Libya: Benghazi On the Brink
Benghazi — It happens every day in Benghazi: a car bomb or an unknown gunman kills someone in the military, law enforcement or the judicial system – and citizens want it to end.
“People are angry with the government’s failure to provide security,” political analyst Salim al-Ragie said.
As education ministry employee Ahmed Saleh Bouakeula noted, “Many activists, officers and leaders of this revolution were killed and its symbols were hit hard.”
“Unfortunately, we haven’t yet seen a sincere intention to build an army or police. On the contrary, we hear about bombings targeting security, especially in Benghazi,” he said.
“It looks as if extremists and all those who have a vested interest in this mess are saying ‘no’ to security and army in Libya,” he added.
Military prosecutor Youssef al-Asaifar was the latest assassination target when a car bomb killed him last Thursday.
“A whole year has passed since the attack on the US embassy and the security situation in Libya is still suffering,” Bouakeula told Magharebia.
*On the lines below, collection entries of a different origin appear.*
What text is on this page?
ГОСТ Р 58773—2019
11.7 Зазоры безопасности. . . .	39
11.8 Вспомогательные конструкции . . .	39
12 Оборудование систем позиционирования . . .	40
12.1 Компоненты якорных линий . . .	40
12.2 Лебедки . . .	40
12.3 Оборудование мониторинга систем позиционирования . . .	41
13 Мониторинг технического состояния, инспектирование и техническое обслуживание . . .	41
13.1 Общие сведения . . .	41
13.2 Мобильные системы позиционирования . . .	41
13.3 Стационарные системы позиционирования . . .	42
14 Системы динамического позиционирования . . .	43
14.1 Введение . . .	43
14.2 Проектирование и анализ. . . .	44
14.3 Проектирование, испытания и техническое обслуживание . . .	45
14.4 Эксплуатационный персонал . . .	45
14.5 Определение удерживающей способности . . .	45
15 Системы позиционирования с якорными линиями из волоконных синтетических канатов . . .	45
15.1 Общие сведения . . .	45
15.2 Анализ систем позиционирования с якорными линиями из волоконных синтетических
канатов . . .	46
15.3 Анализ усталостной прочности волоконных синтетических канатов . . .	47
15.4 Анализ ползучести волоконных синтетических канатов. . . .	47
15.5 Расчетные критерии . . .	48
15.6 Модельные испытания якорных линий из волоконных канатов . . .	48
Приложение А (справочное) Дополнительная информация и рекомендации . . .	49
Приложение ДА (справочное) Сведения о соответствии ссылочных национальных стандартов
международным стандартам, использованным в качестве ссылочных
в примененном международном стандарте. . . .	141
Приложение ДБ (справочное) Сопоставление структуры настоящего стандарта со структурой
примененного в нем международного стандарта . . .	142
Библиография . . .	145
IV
As the first anniversary of the attack on the US diplomatic outpost in Benghazi draws near, insecurity plagues Libya’s second city and perpetrators of bombings and assassinations go unpunished.
No one has been convicted for the September 11th, 2012 siege left four Americans dead, including US Ambassador Christopher Stevens. And while former Ansar al-Sharia militia leader Ahmed Boukhtala has been charged by the US in connection with the attack, he remains free in Libya.
Likewise, those behind scores of political assassinations in town have not yet been identified.
Mohamed Hijazi, former spokesperson for Benghazi Joint Security Room, attributed the “security swamp and irreparable security deterioration” to the failure of the government and General National Congress (GNC) to adequately support the military and security agencies.
“We in the security chamber were put in front and they blocked the necessary financial support,” he added. “We also lack equipment and supplies.”
“They quickly squandered 900 million dinars on the Shields, while our salaries were delayed,” he noted.
He blamed the “misguided takfirist groups”, who accuse army and police of kufr, for the 68 assassinations in town, mostly of army commanders.
Benghazi is also “teeming with weapons”, writer Mohamed al-Asfar noted.
“But the police don’t have any capabilities and the former army is unprofessional and doesn’t know how to help the nation,” he said.
Things are sometimes too unbearable, he said, for even resilient Benghazi residents to tolerate.
“Benghazi needs strong police to run security based on professional, scientific methods without intervention in politics and without centralisation,” he said.
For her part, rights activist Abrika Baltimar blamed the government and GNC for the security crisis in Benghazi.
“The commandos who were tasked with securing the city haven’t succeeded because they haven’t yet been given the necessary capabilities or powers,” she said.